JavaScript has plenty in common with natural language. It is at its most expressive when combining simple idioms in original ways; its syntax, which is limited yet flexible, promotes innovation without compromising readability. And, like natural language, it's ready to write. Some of JavaScript's more baroque cousins must be edited with an IDE (integrated development environment—a sort of Rube Goldberg machine for coding). JavaScript needs nothing more than a text file and an open mind.

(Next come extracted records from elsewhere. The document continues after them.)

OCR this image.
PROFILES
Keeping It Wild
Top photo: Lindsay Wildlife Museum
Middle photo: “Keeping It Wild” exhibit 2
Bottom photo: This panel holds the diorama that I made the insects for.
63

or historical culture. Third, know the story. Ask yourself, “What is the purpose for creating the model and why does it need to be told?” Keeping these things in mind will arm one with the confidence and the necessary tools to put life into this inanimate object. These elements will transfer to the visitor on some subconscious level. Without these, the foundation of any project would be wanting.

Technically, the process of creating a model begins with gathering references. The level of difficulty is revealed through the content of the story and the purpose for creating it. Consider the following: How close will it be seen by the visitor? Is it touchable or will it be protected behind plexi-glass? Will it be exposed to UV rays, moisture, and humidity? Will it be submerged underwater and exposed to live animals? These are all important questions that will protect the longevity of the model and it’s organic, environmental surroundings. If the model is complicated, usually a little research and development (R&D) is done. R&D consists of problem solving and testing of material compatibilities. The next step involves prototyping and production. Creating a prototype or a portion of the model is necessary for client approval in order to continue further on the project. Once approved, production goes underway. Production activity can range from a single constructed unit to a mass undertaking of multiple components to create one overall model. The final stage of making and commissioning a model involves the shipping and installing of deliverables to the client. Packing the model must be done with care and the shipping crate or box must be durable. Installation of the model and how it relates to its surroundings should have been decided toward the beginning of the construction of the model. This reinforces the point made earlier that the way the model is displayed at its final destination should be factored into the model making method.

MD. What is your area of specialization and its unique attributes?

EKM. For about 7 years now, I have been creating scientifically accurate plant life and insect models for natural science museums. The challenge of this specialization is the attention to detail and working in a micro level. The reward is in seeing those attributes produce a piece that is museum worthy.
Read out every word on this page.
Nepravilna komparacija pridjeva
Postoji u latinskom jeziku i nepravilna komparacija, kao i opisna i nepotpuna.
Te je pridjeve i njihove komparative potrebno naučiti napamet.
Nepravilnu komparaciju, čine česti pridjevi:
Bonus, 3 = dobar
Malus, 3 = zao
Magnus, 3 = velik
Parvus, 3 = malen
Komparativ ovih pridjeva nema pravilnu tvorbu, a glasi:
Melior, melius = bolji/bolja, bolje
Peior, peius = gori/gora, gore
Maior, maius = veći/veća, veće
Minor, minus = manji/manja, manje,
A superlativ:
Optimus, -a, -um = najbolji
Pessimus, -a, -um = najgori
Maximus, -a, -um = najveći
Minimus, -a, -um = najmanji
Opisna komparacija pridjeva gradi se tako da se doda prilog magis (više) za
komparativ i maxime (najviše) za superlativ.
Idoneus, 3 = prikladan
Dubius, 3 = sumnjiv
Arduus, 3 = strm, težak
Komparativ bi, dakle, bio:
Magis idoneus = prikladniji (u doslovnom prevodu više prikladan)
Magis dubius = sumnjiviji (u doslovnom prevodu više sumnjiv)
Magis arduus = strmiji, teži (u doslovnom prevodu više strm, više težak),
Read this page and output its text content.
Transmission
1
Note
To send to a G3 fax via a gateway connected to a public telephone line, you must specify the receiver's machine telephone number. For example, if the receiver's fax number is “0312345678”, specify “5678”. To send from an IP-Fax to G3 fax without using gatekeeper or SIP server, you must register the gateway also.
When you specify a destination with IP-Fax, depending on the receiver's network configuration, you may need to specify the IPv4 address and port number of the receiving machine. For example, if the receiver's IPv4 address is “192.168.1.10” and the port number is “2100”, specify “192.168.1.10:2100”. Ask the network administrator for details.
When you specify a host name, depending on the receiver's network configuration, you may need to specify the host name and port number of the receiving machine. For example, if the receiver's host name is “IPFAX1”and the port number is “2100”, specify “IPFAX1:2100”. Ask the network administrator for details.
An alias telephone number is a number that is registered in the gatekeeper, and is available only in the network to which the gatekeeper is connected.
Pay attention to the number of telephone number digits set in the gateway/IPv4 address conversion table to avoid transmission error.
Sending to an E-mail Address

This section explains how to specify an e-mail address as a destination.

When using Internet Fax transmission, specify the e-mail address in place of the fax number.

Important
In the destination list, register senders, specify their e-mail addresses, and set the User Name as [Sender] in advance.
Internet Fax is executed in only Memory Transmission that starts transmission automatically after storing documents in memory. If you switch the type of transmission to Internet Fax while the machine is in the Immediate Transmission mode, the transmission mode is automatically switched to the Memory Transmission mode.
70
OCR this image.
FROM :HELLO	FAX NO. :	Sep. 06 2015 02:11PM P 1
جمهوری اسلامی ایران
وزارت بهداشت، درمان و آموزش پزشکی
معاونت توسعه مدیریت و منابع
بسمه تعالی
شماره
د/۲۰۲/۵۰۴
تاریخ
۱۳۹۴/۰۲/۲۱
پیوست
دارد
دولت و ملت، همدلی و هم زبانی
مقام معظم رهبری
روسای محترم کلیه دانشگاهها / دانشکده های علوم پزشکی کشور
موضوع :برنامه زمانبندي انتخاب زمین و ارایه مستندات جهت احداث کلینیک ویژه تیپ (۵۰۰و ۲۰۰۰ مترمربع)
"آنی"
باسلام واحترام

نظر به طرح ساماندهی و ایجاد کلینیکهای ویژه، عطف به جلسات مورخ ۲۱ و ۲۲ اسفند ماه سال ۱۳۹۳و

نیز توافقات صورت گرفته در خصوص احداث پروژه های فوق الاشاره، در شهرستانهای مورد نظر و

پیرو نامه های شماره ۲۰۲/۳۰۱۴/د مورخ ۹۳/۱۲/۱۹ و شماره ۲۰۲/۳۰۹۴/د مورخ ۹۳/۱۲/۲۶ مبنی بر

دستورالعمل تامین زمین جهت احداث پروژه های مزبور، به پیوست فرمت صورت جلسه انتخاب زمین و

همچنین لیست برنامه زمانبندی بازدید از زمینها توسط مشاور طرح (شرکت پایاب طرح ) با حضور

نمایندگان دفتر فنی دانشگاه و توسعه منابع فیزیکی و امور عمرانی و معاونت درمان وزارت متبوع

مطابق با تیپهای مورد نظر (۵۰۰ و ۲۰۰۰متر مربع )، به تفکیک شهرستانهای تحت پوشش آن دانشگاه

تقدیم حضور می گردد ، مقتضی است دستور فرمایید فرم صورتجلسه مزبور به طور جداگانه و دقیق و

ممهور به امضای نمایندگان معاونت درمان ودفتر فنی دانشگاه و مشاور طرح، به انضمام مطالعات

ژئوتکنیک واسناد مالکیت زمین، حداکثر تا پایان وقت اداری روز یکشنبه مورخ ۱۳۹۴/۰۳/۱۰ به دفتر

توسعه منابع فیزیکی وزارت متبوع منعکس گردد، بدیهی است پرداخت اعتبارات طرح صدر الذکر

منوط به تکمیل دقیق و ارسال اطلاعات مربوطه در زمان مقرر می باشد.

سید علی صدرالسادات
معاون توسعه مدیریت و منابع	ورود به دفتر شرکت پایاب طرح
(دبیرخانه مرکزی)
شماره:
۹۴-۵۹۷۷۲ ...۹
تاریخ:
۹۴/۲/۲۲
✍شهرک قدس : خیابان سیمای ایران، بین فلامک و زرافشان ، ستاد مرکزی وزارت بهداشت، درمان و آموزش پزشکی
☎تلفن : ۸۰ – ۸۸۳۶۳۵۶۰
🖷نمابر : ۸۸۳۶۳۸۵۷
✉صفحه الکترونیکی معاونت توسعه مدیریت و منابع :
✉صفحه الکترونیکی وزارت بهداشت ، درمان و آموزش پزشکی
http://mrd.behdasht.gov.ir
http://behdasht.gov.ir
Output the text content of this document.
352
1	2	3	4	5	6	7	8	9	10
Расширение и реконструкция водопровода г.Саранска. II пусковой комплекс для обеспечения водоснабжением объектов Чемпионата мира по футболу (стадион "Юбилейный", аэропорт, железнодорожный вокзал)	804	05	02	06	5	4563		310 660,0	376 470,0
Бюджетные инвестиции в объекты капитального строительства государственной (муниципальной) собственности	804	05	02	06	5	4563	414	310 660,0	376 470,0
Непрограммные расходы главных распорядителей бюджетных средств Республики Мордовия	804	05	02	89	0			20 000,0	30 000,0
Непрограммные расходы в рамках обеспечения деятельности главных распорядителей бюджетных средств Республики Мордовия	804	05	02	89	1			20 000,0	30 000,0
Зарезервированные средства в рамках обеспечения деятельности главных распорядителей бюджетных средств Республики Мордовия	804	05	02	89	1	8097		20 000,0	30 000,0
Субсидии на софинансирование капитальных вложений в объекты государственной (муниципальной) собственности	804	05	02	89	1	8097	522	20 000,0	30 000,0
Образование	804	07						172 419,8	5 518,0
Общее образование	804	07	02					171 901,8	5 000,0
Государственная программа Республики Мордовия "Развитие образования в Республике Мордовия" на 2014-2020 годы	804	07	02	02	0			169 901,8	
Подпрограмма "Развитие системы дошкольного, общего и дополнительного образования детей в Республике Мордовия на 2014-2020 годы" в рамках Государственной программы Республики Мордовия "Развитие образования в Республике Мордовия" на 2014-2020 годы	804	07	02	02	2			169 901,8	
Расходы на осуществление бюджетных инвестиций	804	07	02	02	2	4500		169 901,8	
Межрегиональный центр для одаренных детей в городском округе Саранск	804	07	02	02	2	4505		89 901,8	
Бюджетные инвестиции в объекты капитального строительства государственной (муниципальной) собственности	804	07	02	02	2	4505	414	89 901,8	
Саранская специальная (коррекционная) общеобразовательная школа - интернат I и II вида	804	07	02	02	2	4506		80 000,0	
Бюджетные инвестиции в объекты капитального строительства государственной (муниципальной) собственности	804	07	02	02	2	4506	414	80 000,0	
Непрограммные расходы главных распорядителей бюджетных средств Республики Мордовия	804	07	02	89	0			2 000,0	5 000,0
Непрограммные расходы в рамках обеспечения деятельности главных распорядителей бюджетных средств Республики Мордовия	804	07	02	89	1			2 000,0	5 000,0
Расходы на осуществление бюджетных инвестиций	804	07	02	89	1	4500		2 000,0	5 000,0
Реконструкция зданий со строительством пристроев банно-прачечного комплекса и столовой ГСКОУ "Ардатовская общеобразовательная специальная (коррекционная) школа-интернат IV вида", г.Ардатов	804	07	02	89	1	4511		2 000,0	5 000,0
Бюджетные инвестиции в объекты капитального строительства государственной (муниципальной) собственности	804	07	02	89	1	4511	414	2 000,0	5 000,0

The question of style in programming is usually approached with defensive trepidation, but the literary conceit allows Angus to present different stylistic ideas without judging them. For example, Virginia Woolf's poetic stream of consciousness is recreated with a mix of long lines and flexible use of semicolons:

If the semicolon is the period of JavaScript, then the comma operator is its semicolon. Programmer Woolf loves the comma operator, and in her happy numbers solution, she uses it to excess. The result is a dreamy, melancholic form of JavaScript (is there any other?) made dreamier still by the heavy, almost dangerous level of n alliteration and some gorgeously expressive pairings. In To the Lighthouse, Woolf writes of night's shadows: "They lengthen; they darken"; in her happy numbers solution we get the wistfully poetic numerals.shift(), numerals.length.

I commute across London everyday and read to pass the time. Over the years I've moved from pulp sci-fi to 20th century modernists and the classics, so this book is ideal for me. I'm not sure how many literary programmers there are, however, so this is definitely a novelty that I will cherish.

Other readers have also recently sent in some interesting resources that you might like to read over the holiday. Thai Pangsakulyanont's JavaScript for Automation Cookbook contains examples for Apple's new scripting system that allows you to control Yosemite applications with JavaScript. It includes iTunes, Safari, system events, and how to use CommonJS modules with Browserify, so you can actually make maintainable automation scripts.

Eugene Abrosimov sent in a big list of Backbone.js tutorials, articles, videos, and examples. There should be a few things on there to load up Instapaper/Pocket if you use Backbone.

And, just over a week ago I received the first print of my book, Node.js in Practice (Manning, $39.99). I wrote it with Marc Harter, and we've designed the book for intermediate to advanced Node developers. Our publisher, Manning, also publishes Node.js in Action (Manning, $35.99) which is well suited to new Node programmers.